Feng Zhang¹Lei Li¹Qian Liu¹Wen-Long Wang¹Zhi-Xin Wang¹Rong-Qiang Song¹Jian Sun¹Yi-Yi Zhang¹Xin-Chen Ren¹Dong Wang¹Yu-ting Wu^1,2*

• ¹Binzhou Medical University Hospital, Binzhou, Shandong Province, China
• ²Southern Medical University, Guangzhou, China

Tanshinone I (Tan I) possesses diverse cardioprotective effects, such as improving ventricular remodeling after myocardial infarction (MI). Ventricular remodeling can be improved through promoting post-infarction angiogenesis by inhibiting endothelial cell (EC) ferroptosis. However, the role and underlying mechanism of Tan I in improving post-infarction ventricular remodeling by inhibiting ferroptosis and promoting angiogenesis remain unclear. Therefore, the mechanism of EC ferroptosis in mediating angiogenesis post-MI and the role of Tan I in promoting angiogenesis and improving ventricular remodeling were investigated.
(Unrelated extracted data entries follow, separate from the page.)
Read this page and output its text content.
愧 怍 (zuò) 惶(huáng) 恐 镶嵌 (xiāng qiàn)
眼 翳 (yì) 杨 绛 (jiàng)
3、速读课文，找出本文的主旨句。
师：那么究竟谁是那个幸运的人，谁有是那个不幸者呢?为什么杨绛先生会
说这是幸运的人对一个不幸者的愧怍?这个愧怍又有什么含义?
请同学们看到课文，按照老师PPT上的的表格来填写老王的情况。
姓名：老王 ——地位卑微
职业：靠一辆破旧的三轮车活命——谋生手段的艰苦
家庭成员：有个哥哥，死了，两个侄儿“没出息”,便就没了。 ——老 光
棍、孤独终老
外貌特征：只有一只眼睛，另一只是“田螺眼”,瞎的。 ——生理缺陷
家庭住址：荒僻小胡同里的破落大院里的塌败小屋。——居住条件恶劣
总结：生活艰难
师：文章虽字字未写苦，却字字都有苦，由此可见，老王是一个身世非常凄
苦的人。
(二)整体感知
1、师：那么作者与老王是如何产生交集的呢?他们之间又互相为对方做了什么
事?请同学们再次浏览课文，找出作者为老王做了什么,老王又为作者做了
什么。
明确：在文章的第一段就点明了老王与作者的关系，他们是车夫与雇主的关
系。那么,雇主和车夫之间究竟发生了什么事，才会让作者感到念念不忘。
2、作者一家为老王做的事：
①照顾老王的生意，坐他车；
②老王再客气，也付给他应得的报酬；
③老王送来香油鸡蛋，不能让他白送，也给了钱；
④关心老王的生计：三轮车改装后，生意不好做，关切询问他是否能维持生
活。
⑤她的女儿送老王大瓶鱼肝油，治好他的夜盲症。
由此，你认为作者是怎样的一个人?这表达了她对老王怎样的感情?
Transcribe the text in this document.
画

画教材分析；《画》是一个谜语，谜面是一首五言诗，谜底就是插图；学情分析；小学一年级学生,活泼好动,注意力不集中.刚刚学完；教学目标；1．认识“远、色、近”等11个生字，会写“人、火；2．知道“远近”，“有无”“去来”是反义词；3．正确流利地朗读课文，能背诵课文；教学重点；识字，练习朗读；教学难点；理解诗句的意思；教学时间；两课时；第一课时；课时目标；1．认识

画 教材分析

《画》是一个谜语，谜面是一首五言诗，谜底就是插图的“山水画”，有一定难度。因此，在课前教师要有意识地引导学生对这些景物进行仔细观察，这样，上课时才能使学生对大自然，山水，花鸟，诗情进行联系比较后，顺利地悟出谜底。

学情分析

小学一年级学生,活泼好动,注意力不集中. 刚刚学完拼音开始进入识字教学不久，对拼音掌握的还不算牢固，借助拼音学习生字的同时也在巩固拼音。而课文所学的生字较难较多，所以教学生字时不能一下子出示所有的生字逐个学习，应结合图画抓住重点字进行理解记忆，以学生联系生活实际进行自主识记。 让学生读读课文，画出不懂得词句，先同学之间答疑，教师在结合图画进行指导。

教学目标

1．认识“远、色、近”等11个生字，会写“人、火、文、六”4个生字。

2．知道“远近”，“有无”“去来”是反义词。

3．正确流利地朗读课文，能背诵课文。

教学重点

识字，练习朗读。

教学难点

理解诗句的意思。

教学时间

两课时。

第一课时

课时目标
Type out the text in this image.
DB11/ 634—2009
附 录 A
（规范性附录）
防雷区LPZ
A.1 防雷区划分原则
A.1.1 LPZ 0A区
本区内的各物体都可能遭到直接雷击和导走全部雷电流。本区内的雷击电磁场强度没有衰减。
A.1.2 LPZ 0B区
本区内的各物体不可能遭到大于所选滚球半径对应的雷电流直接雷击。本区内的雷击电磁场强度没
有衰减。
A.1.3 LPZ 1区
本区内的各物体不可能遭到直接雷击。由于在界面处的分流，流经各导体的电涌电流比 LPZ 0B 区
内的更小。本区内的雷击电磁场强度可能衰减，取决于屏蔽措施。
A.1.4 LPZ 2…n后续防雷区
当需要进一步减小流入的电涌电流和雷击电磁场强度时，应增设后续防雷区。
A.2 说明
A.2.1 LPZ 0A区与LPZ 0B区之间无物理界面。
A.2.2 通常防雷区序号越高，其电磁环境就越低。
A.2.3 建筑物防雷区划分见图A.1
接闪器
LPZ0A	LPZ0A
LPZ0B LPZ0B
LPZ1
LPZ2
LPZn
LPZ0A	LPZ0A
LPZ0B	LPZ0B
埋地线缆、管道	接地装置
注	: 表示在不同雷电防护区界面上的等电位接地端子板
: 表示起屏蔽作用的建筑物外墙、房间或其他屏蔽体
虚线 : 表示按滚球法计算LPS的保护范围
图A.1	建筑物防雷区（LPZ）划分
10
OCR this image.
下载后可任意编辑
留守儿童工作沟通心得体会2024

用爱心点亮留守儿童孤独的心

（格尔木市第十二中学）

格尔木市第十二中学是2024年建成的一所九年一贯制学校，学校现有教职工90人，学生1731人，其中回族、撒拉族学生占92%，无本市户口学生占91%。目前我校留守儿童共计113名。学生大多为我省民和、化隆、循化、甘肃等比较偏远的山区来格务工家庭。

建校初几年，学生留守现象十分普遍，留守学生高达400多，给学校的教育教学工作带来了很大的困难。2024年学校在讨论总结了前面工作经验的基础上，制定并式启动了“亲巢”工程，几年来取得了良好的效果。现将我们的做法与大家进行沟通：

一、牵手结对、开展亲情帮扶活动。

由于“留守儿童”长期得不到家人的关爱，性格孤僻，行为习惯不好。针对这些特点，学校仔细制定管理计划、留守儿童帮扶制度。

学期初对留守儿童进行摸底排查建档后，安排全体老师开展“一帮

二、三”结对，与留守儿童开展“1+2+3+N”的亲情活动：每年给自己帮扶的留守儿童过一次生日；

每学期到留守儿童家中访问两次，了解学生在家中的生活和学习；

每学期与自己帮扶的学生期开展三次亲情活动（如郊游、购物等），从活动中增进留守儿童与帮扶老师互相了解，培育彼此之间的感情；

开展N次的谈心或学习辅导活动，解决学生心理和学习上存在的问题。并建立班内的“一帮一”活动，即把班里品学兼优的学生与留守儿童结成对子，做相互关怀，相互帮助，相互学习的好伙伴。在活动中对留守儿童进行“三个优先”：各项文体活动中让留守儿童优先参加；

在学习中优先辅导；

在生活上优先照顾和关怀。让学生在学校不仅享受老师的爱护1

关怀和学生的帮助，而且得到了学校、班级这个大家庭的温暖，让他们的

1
We found that Tan I improved post-infarction cardiac function and myocardial injury, inhibited post-infarction collagen deposition and EC ferroptosis, and promoted CD31 expression in vivo by activating ALDH2 and promoting ALDH2 signaling-related protein levels (ALDH2, xCT, and GPX4). Additionally, Tan I inhibited ferroptosis, promoted proliferation and migration, and enhanced tubular network formation in HUVECs in vitro by activating ALDH2 and promoting ALDH2 signaling-related protein levels. Besides, the role of Tan I was further verified by using the ferroptosis inhibitor ferrostatin-1 (Fer-1) and the ALDH2 agonist Alda-1 or the inhibitor daidzein in vitro and in vivo, respectively. Collectively, Tan I may improve ventricular remodeling by activating ALDH2 signaling, inhibiting EC ferroptosis, and promoting angiogenesis.